Die Umrechnung des Mai 2026-CBOT-Niveaus in Euro (≈EUR 0,23/kg oder ≈EUR 230/Tonne zum aktuellen FX) hält die US-Futures im Abstand zu vielen ursprungsspezifischen Premiumvarianten. Indische FOB-Angebote aus Neu-Delhi haben sich im Laufe des März entspannt: Zum Beispiel wird 1121-Dampf jetzt bei etwa 0,83 EUR/kg gehandelt und 1509-Dampf bei etwa 0,78 EUR/kg, beide um etwa 0,02 EUR/kg niedriger im Vergleich zur Monatsmitte. Bio-Basmatireis und nicht-Basmatireis sind ebenfalls gesunken, wobei Basmati bei etwa 1,76 EUR/kg und Bio-Nicht-Basmati bei etwa 1,45 EUR/kg liegt, was auf eine schwächere Exportnachfrage hinweist.
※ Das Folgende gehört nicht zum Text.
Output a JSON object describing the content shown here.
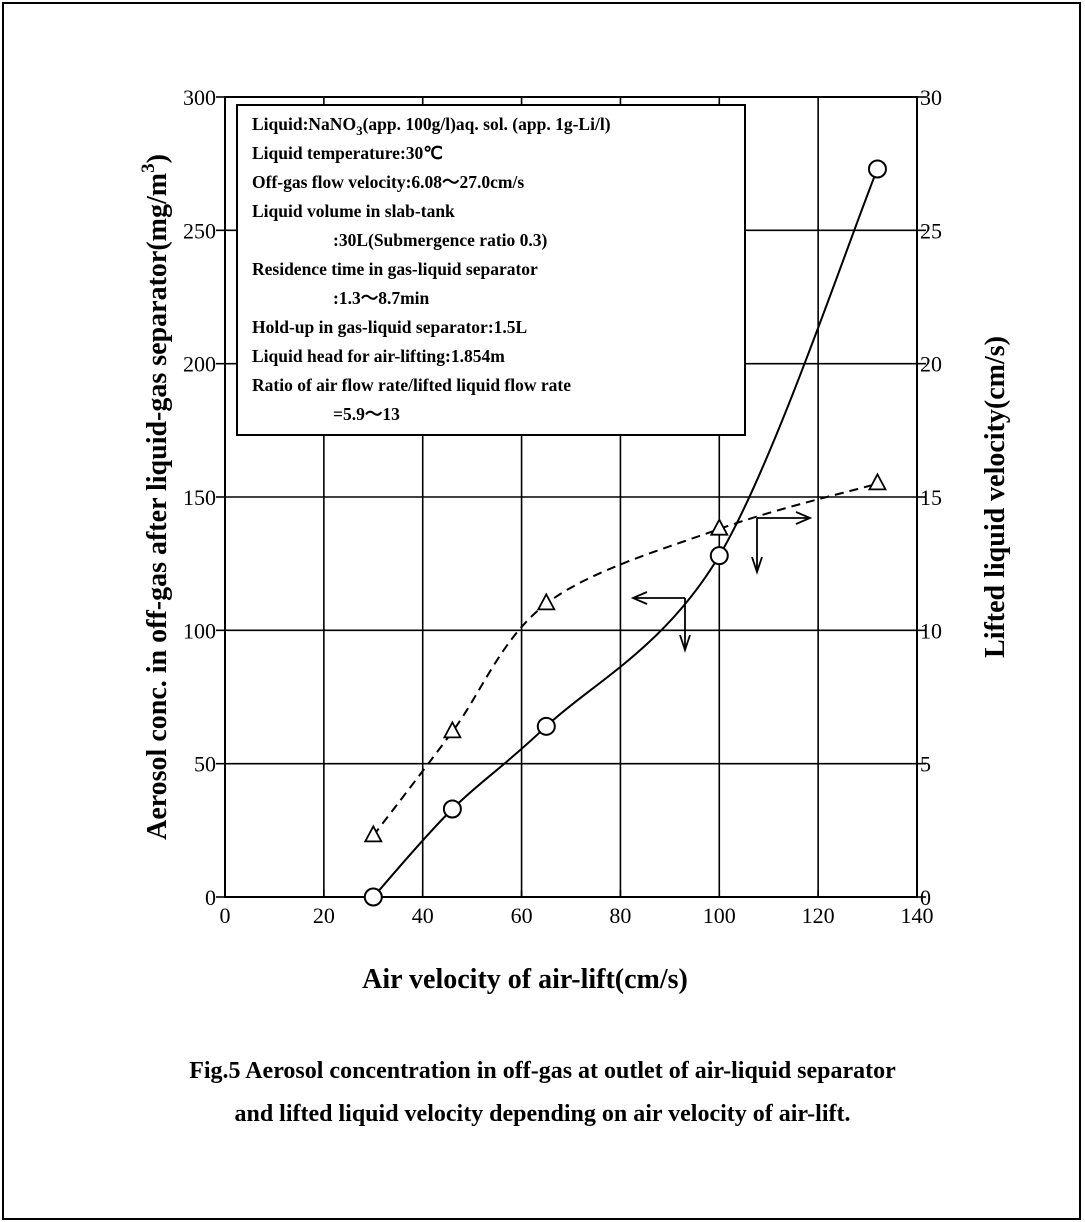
{
  "chart_data": {
    "type": "line",
    "xlabel": "Air velocity of air-lift(cm/s)",
    "ylabel": "Aerosol conc. in off-gas after liquid-gas separator(mg/m",
    "ylabel_sup": "3",
    "ylabel_close": ")",
    "y2label": "Lifted liquid velocity(cm/s)",
    "xlim": [
      0,
      140
    ],
    "ylim": [
      0,
      300
    ],
    "y2lim": [
      0,
      30
    ],
    "x_ticks": [
      "0",
      "20",
      "40",
      "60",
      "80",
      "100",
      "120",
      "140"
    ],
    "y_ticks": [
      "0",
      "50",
      "100",
      "150",
      "200",
      "250",
      "300"
    ],
    "y2_ticks": [
      "0",
      "5",
      "10",
      "15",
      "20",
      "25",
      "30"
    ],
    "grid": true,
    "series": [
      {
        "axis": "left",
        "marker": "circle",
        "line": "solid",
        "points": [
          [
            30,
            0
          ],
          [
            46,
            33
          ],
          [
            65,
            64
          ],
          [
            100,
            128
          ],
          [
            132,
            273
          ]
        ]
      },
      {
        "axis": "right",
        "marker": "triangle",
        "line": "dashed",
        "points": [
          [
            30,
            2.3
          ],
          [
            46,
            6.2
          ],
          [
            65,
            11.0
          ],
          [
            100,
            13.8
          ],
          [
            132,
            15.5
          ]
        ]
      }
    ],
    "conditions": [
      {
        "pre": "Liquid:NaNO",
        "sub": "3",
        "post": "(app. 100g/l)aq. sol. (app. 1g-Li/l)",
        "indent": false
      },
      {
        "text": "Liquid temperature:30℃",
        "indent": false
      },
      {
        "text": "Off-gas flow velocity:6.08〜27.0cm/s",
        "indent": false
      },
      {
        "text": "Liquid volume in slab-tank",
        "indent": false
      },
      {
        "text": ":30L(Submergence ratio 0.3)",
        "indent": true
      },
      {
        "text": "Residence time in gas-liquid separator",
        "indent": false
      },
      {
        "text": ":1.3〜8.7min",
        "indent": true
      },
      {
        "text": "Hold-up in gas-liquid separator:1.5L",
        "indent": false
      },
      {
        "text": "Liquid head for air-lifting:1.854m",
        "indent": false
      },
      {
        "text": "Ratio of air flow rate/lifted liquid flow rate",
        "indent": false
      },
      {
        "text": "=5.9〜13",
        "indent": true
      }
    ]
  },
  "caption": {
    "line1": "Fig.5 Aerosol concentration in off-gas at outlet of air-liquid separator",
    "line2": "and lifted liquid velocity depending on air velocity of air-lift."
  }
}
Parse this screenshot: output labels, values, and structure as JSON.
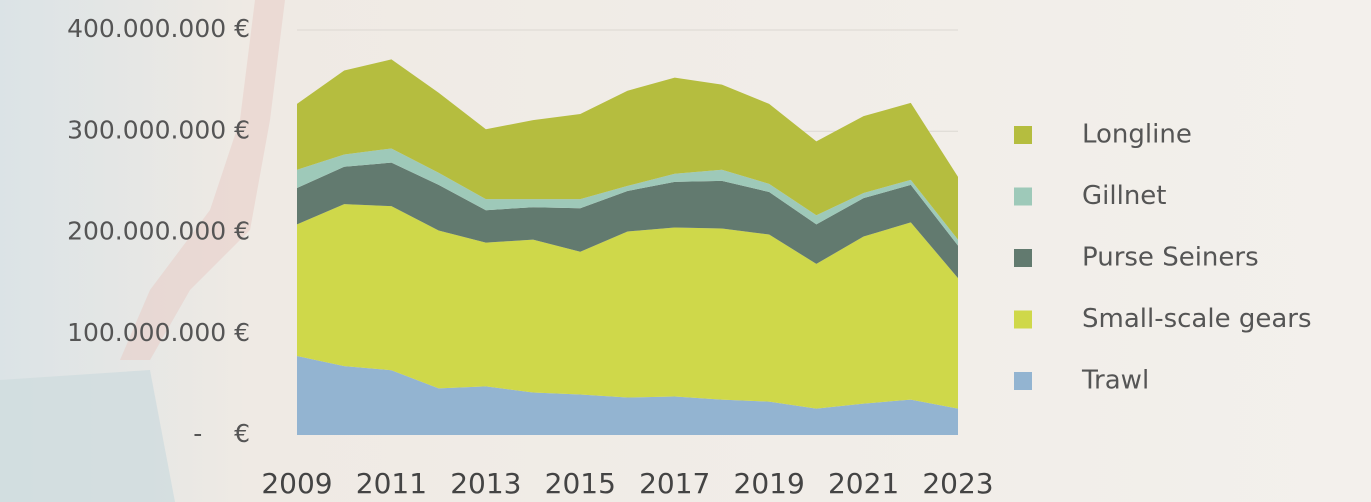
{
  "chart_data": {
    "type": "stacked_area",
    "x": [
      2009,
      2010,
      2011,
      2012,
      2013,
      2014,
      2015,
      2016,
      2017,
      2018,
      2019,
      2020,
      2021,
      2022,
      2023
    ],
    "xlim": [
      2009,
      2023
    ],
    "xticks": [
      2009,
      2011,
      2013,
      2015,
      2017,
      2019,
      2021,
      2023
    ],
    "ylim": [
      0,
      400000000
    ],
    "yticks": [
      {
        "value": 0,
        "label": "-    €"
      },
      {
        "value": 100000000,
        "label": "100.000.000 €"
      },
      {
        "value": 200000000,
        "label": "200.000.000 €"
      },
      {
        "value": 300000000,
        "label": "300.000.000 €"
      },
      {
        "value": 400000000,
        "label": "400.000.000 €"
      }
    ],
    "grid": true,
    "legend": "right",
    "series": [
      {
        "name": "Trawl",
        "color": "#93b4d1",
        "values": [
          78000000,
          68000000,
          64000000,
          46000000,
          48000000,
          42000000,
          40000000,
          37000000,
          38000000,
          35000000,
          33000000,
          26000000,
          31000000,
          35000000,
          26000000
        ]
      },
      {
        "name": "Small-scale gears",
        "color": "#cfd84a",
        "values": [
          130000000,
          160000000,
          162000000,
          156000000,
          142000000,
          151000000,
          141000000,
          164000000,
          167000000,
          169000000,
          165000000,
          143000000,
          165000000,
          175000000,
          129000000
        ]
      },
      {
        "name": "Purse Seiners",
        "color": "#627a6f",
        "values": [
          36000000,
          37000000,
          43000000,
          45000000,
          32000000,
          32000000,
          43000000,
          40000000,
          45000000,
          47000000,
          42000000,
          39000000,
          38000000,
          37000000,
          32000000
        ]
      },
      {
        "name": "Gillnet",
        "color": "#9ec9b9",
        "values": [
          18000000,
          12000000,
          14000000,
          12000000,
          11000000,
          8000000,
          9000000,
          5000000,
          8000000,
          11000000,
          8000000,
          9000000,
          5000000,
          5000000,
          6000000
        ]
      },
      {
        "name": "Longline",
        "color": "#b5bd3f",
        "values": [
          65000000,
          83000000,
          88000000,
          79000000,
          69000000,
          78000000,
          84000000,
          94000000,
          95000000,
          84000000,
          79000000,
          73000000,
          76000000,
          76000000,
          62000000
        ]
      }
    ]
  }
}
Die FOB-Preise aus Vietnam folgen einem ähnlichen Muster. Langkörniger weißer 5% wird bei etwa 0,43 EUR/kg angezeigt, Jasmin bei 0,45 EUR/kg und Japonica bei 0,54 EUR/kg, alles ungefähr 0,01–0,02 EUR/kg unter Mitte März. Spezialsegmente wie schwarzer Reis werden weiterhin zu einem Aufpreis gehandelt, sind jedoch auf etwa 0,98 EUR/kg gefallen. Insgesamt bestätigt der milde Abwärtstrend bei asiatischen Benchmarks, dass die Käufer sich nicht beeilen und dass die globalen Verfügbarkeiten trotz Versandunterbrechungen ausreichend bleiben.
🌍 Angebot, Nachfrage & Geopolitik
Fundamental bleibt das Reisgleichgewicht komfortabel. Das neueste USDA-Update zu globalen Getreiden weist auf höhere Weltreisbestände hin, die hauptsächlich von Indien, Bangladesch und Thailand getragen werden, was den Eindruck einer ausreichenden Versorgung im Hinblick auf die Saison 2026/27 verstärkt. Dies steht im Einklang mit dem Contango auf der CBOT-Kurve und der begrenzten Reaktion auf physische Prämien trotz kürzlicher Frachtvolatilität.
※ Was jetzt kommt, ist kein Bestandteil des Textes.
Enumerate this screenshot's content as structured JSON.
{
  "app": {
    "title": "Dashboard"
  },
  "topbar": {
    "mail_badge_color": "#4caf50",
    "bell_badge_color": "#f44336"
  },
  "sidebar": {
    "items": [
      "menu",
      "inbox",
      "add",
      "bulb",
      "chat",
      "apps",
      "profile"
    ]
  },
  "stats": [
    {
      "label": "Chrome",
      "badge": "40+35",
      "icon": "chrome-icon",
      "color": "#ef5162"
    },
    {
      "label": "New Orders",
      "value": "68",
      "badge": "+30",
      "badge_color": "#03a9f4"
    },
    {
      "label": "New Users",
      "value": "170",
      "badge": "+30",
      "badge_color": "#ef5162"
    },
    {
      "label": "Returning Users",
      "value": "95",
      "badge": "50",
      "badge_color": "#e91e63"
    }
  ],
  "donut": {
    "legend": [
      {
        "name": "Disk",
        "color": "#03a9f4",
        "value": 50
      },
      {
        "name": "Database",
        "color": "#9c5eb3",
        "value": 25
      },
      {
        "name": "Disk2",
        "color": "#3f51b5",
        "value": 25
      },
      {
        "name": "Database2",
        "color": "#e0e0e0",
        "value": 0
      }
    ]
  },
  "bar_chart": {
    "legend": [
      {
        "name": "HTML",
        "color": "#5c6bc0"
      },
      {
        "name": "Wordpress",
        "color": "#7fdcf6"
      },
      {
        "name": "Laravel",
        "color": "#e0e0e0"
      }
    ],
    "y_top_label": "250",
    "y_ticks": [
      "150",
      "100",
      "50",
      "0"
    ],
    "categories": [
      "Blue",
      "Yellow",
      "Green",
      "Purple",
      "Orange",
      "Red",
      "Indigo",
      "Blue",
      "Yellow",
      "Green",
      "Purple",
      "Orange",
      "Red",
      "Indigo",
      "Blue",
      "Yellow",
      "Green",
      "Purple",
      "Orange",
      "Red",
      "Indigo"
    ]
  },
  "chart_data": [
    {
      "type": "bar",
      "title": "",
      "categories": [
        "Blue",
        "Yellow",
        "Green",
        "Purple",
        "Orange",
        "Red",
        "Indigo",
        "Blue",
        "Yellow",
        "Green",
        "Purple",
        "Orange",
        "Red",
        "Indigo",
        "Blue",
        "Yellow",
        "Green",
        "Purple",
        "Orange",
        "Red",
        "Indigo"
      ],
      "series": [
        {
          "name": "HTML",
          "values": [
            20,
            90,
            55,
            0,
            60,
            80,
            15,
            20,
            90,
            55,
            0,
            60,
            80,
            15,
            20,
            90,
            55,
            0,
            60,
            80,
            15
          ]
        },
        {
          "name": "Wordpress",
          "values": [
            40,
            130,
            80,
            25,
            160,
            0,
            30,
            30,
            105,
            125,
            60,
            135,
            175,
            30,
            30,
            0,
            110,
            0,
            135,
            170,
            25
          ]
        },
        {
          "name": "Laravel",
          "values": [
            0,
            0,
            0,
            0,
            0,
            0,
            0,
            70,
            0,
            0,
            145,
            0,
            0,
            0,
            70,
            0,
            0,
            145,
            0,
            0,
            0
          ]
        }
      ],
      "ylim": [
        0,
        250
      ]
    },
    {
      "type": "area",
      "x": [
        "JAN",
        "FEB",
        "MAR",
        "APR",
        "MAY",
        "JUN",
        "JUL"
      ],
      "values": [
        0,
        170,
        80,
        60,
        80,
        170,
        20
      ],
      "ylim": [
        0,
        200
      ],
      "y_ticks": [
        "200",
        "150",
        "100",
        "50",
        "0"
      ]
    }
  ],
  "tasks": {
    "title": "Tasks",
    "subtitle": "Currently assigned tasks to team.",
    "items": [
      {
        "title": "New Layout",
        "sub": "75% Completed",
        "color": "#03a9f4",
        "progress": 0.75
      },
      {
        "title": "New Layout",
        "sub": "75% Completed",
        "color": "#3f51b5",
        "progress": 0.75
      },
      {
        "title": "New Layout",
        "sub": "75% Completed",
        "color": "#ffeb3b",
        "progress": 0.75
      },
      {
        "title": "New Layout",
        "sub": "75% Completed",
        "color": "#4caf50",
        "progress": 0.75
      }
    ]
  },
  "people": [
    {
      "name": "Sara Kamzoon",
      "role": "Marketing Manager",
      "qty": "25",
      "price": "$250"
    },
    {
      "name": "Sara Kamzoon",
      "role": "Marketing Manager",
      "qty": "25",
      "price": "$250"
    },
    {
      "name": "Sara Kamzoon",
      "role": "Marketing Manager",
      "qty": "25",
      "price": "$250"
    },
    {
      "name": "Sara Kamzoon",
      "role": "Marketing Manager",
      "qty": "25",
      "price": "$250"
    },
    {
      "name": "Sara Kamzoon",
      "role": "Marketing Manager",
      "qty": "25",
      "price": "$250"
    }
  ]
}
Auf der Nachfrageseite redistribuiert der Konflikt im Nahen Osten vorübergehend Handelsströme, anstatt den Verbrauch zu zerstören. Rund 400.000 Tonnen indischer Basmati sollen aufgrund gestörter Routen durch die Region im Transit oder an den Häfen feststecken, was die lokalen indischen Preise um etwa 5–6% gegenüber den Vorkrisenniveaus belastet. Während dies kurzfristig zu Stau und Cashflow-Problemen für Exporteure führt, impliziert es auch verschobene Nachfrage, sobald sich die Logistik normalisiert, was einen mittelfristigen Boden für hochwertigen aromatischen Reis bietet.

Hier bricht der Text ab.